As Hazel’s picking herself up off the ground, refusing to cry over her big brother being a dick, I take a package of fruit snacks off the counter and toss it at Oliver’s head. It hits him right in the ear. He turns to me, shocked I threw something at him. “Lose the attitude, O.”
His eyes narrow, his shoulders tensing, but he says nothing. He knows he won’t get anywhere with me, acting like that. When Hazel’s back in the chair, she sticks her tongue out at him. “You’re so mean to me.”
“Because I don’t like you,” Oliver whispers to her.
I hate how mean he is to her, but nothing Kelly or I say to him changes it. He was never like this with Mara. I’m not sure if it’s his way of coping, or if he’s just going through being a ten-year-old. They’re dicks sometimes.
With my proximity to Kelly, Fin takes a drink from her bottle; I know what’s coming and back up a foot before she can spit on me. “Don’t even think about it,” I warn, refusing to change my shirt this morning. You’d be amazed how hard it is to get dressed with one hand.
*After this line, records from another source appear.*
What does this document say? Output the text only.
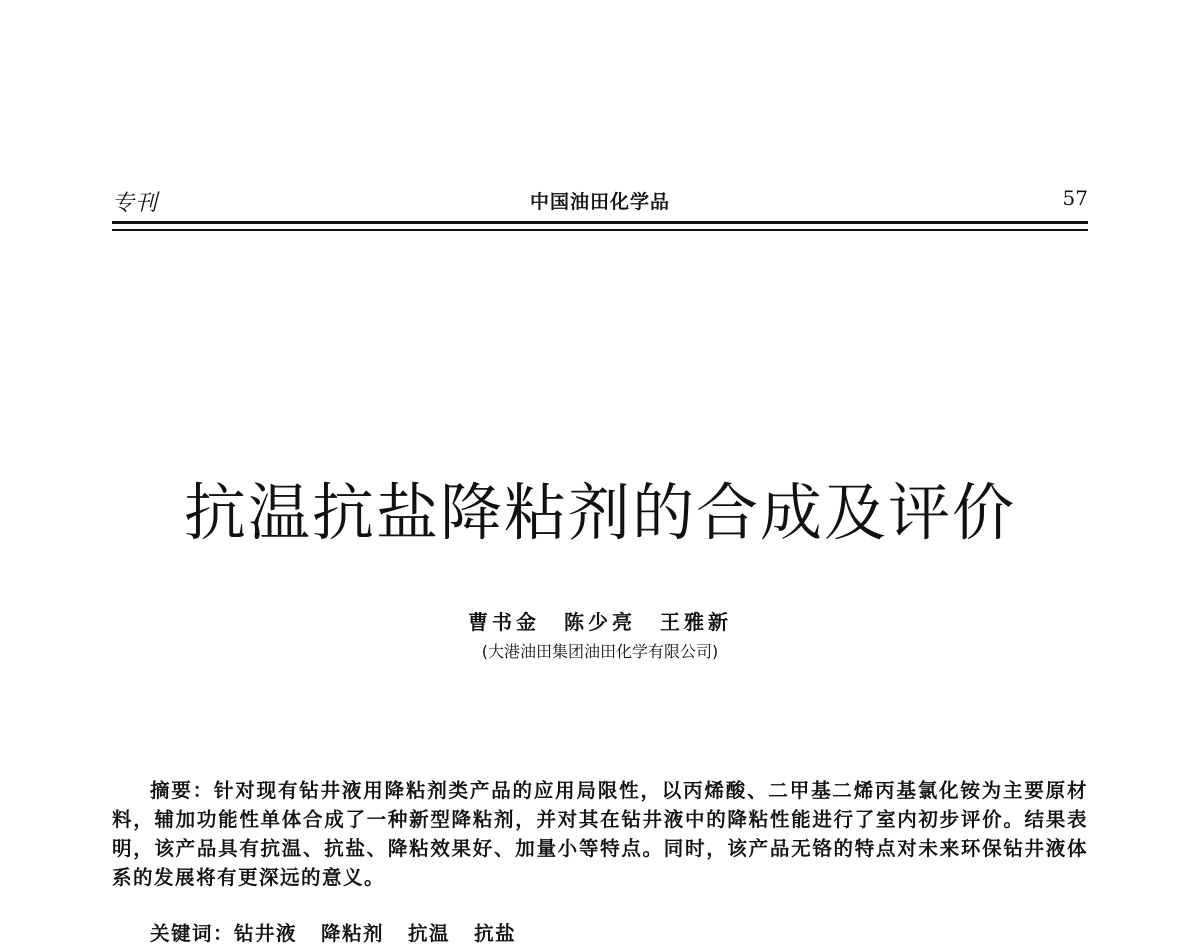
专刊	中国油田化学品	57
抗温抗盐降粘剂的合成及评价
曹书金　陈少亮　王雅新
(大港油田集团油田化学有限公司)
摘要：针对现有钻井液用降粘剂类产品的应用局限性，以丙烯酸、二甲基二烯丙基氯化铵为主要原材料，辅加功能性单体合成了一种新型降粘剂，并对其在钻井液中的降粘性能进行了室内初步评价。结果表明，该产品具有抗温、抗盐、降粘效果好、加量小等特点。同时，该产品无铬的特点对未来环保钻井液体系的发展将有更深远的意义。
关键词：钻井液 降粘剂 抗温 抗盐
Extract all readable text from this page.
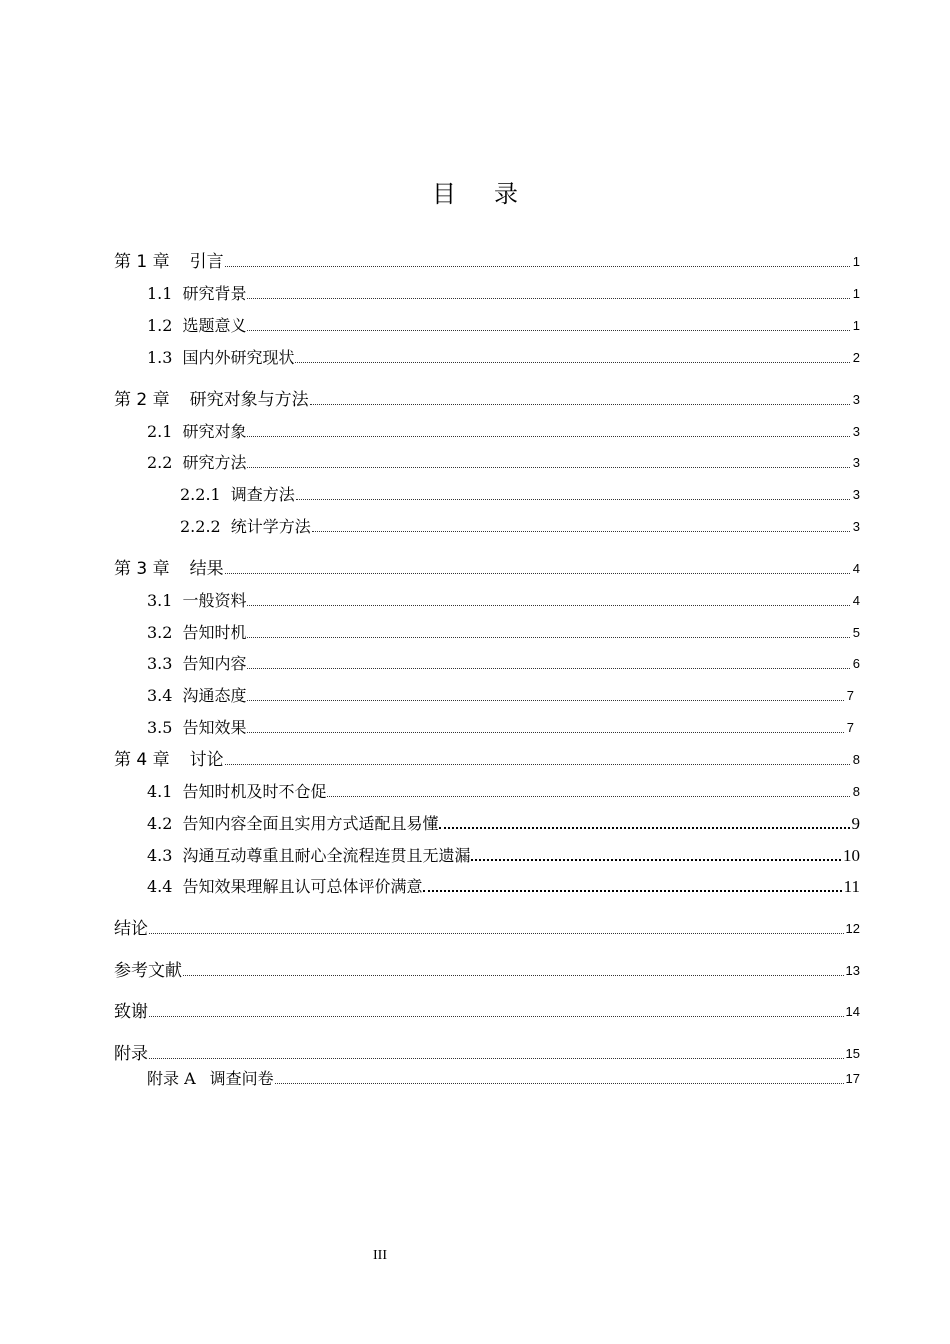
目录
第 1 章 引言	1
1.1 研究背景	1
1.2 选题意义	1
1.3 国内外研究现状	2
第 2 章 研究对象与方法	3
2.1 研究对象	3
2.2 研究方法	3
2.2.1 调查方法	3
2.2.2 统计学方法	3
第 3 章 结果	4
3.1 一般资料	4
3.2 告知时机	5
3.3 告知内容	6
3.4 沟通态度	7
3.5 告知效果	7
第 4 章 讨论	8
4.1 告知时机及时不仓促	8
4.2 告知内容全面且实用方式适配且易懂	9
4.3 沟通互动尊重且耐心全流程连贯且无遗漏	10
4.4 告知效果理解且认可总体评价满意	11
结论	12
参考文献	13
致谢	14
附录	15
附录 A 调查问卷	17
III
“Will your hand be okay at work?”
I glance down at the splint on my hand. “It’s fine,” I mumble and then kiss the kids goodbye. Kelly offers her own mumbled goodbye and a quick kiss on the cheek, but it’s brief and forced. I’ve pissed her off again. Just before I leave, I reach the edge of the counter, the same counter I fucked her against last night and realize I shouldn’t leave like this. Not again. She deserves something even if I can’t offer her much else. So I turn, lean in and whisper, “I love you,” to her, because I know she wants to hear it.